Le premier défi du nouveau Premier ministre sera donc de relancer la croissance sans mettre en péril l’équilibre des finances publiques. Ses promesses ont un coût, et Andy Burnham devra rapidement démontrer comment il entend les financer sans renier les engagements fiscaux du Labour.
A l’automne, le budget pourrait ainsi constituer le premier véritable test de son mandat. Il devra alors démontrer qu’il peut transformer ses promesses en politiques concrètes, sans laisser la contrainte financière réduire son projet à une succession de mesures symboliques.
De Port Talbot à Aberdeen, des campagnes anglaises aux quartiers populaires du Sud, Andy Burnham aura parcouru un pays fragmenté, inquiet, parfois désabusé.
Renouer avec un pays fragmenté et désabusé
Le risque est réel pour Andy Burnham : parcourir le pays ne suffira pas à convaincre ceux qui ont le sentiment d’avoir déjà trop entendu de promesses.
Car le véritable défi du Premier ministre britannique ne sera ni de remplir des salles, ni de serrer des mains, ni de recueillir des témoignages.
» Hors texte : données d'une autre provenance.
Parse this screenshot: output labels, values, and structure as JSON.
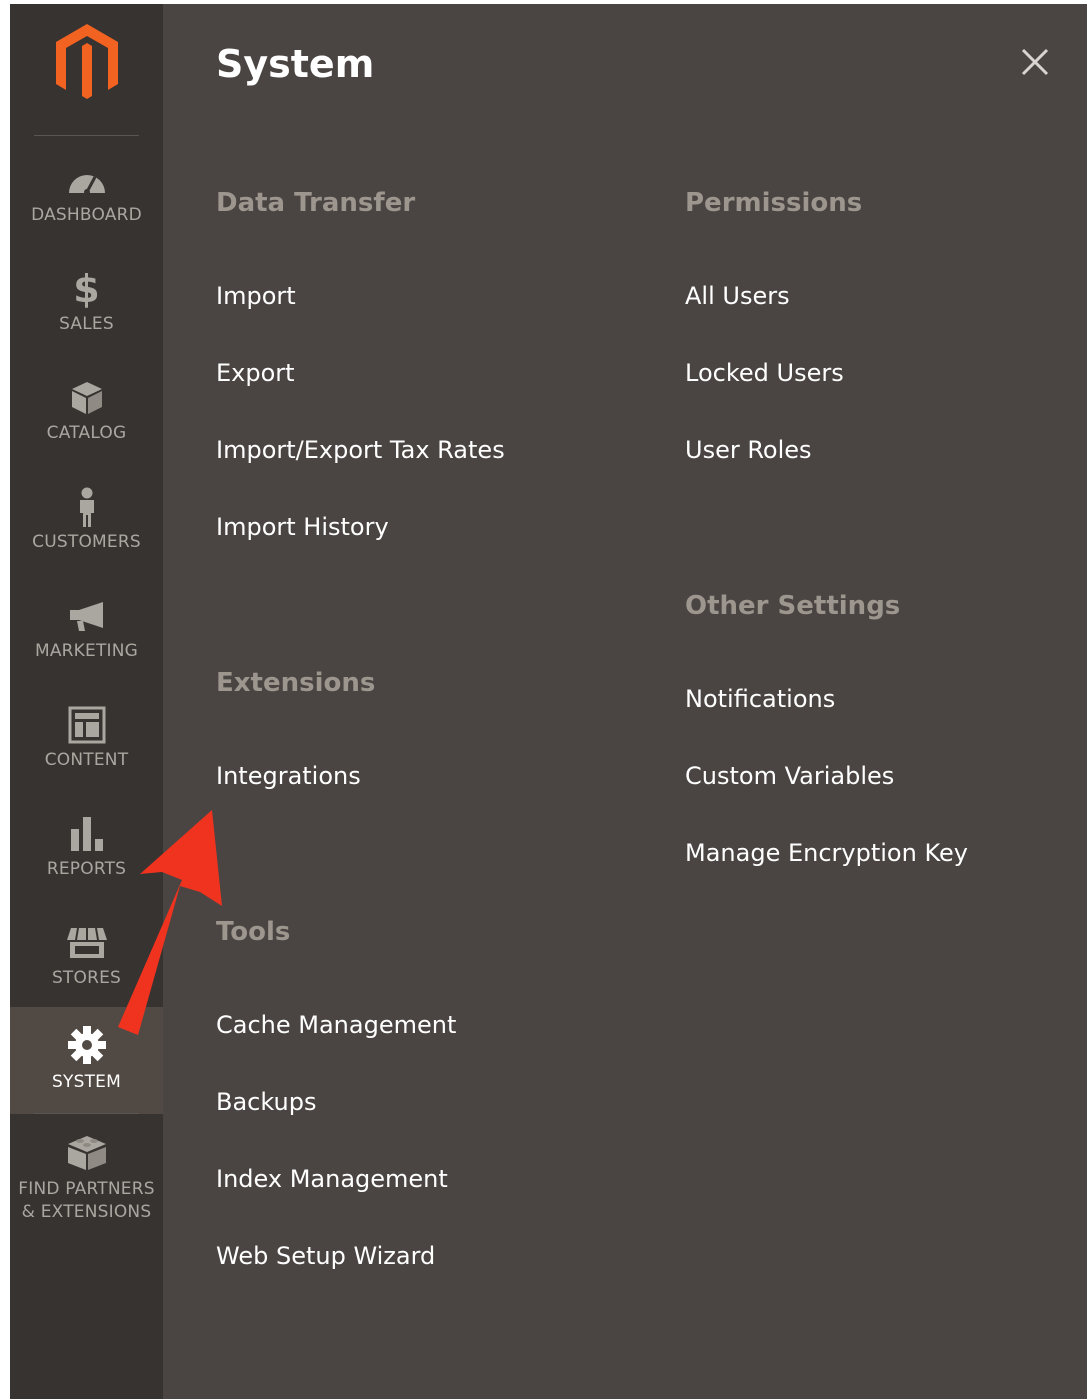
{
  "sidebar": {
    "logo": "magento-logo",
    "items": [
      {
        "label": "DASHBOARD",
        "icon": "dashboard-gauge-icon"
      },
      {
        "label": "SALES",
        "icon": "dollar-icon"
      },
      {
        "label": "CATALOG",
        "icon": "box-icon"
      },
      {
        "label": "CUSTOMERS",
        "icon": "person-icon"
      },
      {
        "label": "MARKETING",
        "icon": "megaphone-icon"
      },
      {
        "label": "CONTENT",
        "icon": "layout-icon"
      },
      {
        "label": "REPORTS",
        "icon": "bar-chart-icon"
      },
      {
        "label": "STORES",
        "icon": "storefront-icon"
      },
      {
        "label": "SYSTEM",
        "icon": "gear-icon",
        "active": true
      },
      {
        "label": "FIND PARTNERS\n& EXTENSIONS",
        "icon": "blocks-icon"
      }
    ]
  },
  "panel": {
    "title": "System",
    "close_icon": "close-icon",
    "sections": {
      "data_transfer": {
        "title": "Data Transfer",
        "links": [
          "Import",
          "Export",
          "Import/Export Tax Rates",
          "Import History"
        ]
      },
      "extensions": {
        "title": "Extensions",
        "links": [
          "Integrations"
        ]
      },
      "tools": {
        "title": "Tools",
        "links": [
          "Cache Management",
          "Backups",
          "Index Management",
          "Web Setup Wizard"
        ]
      },
      "permissions": {
        "title": "Permissions",
        "links": [
          "All Users",
          "Locked Users",
          "User Roles"
        ]
      },
      "other_settings": {
        "title": "Other Settings",
        "links": [
          "Notifications",
          "Custom Variables",
          "Manage Encryption Key"
        ]
      }
    }
  },
  "colors": {
    "sidebar_bg": "#373330",
    "panel_bg": "#4a4542",
    "active_item_bg": "#514943",
    "logo_orange": "#f26322",
    "section_title": "#9d968f",
    "arrow": "#f0331f"
  }
}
Il sera de transformer ce qu’il entend en décisions visibles.
De Port Talbot à Aberdeen, des campagnes anglaises aux quartiers populaires du Sud, Andy Burnham aura parcouru un pays fragmenté, inquiet, parfois désabusé.
Comme un médecin qui refuse de traiter seulement les symptômes, il cherche à remonter jusqu’à l’origine du mal : la précarité, le sentiment d’abandon, la fracture entre Londres et les territoires, la défiance envers le pouvoir.
Il écoute avant d’agir, observe avant de prescrire.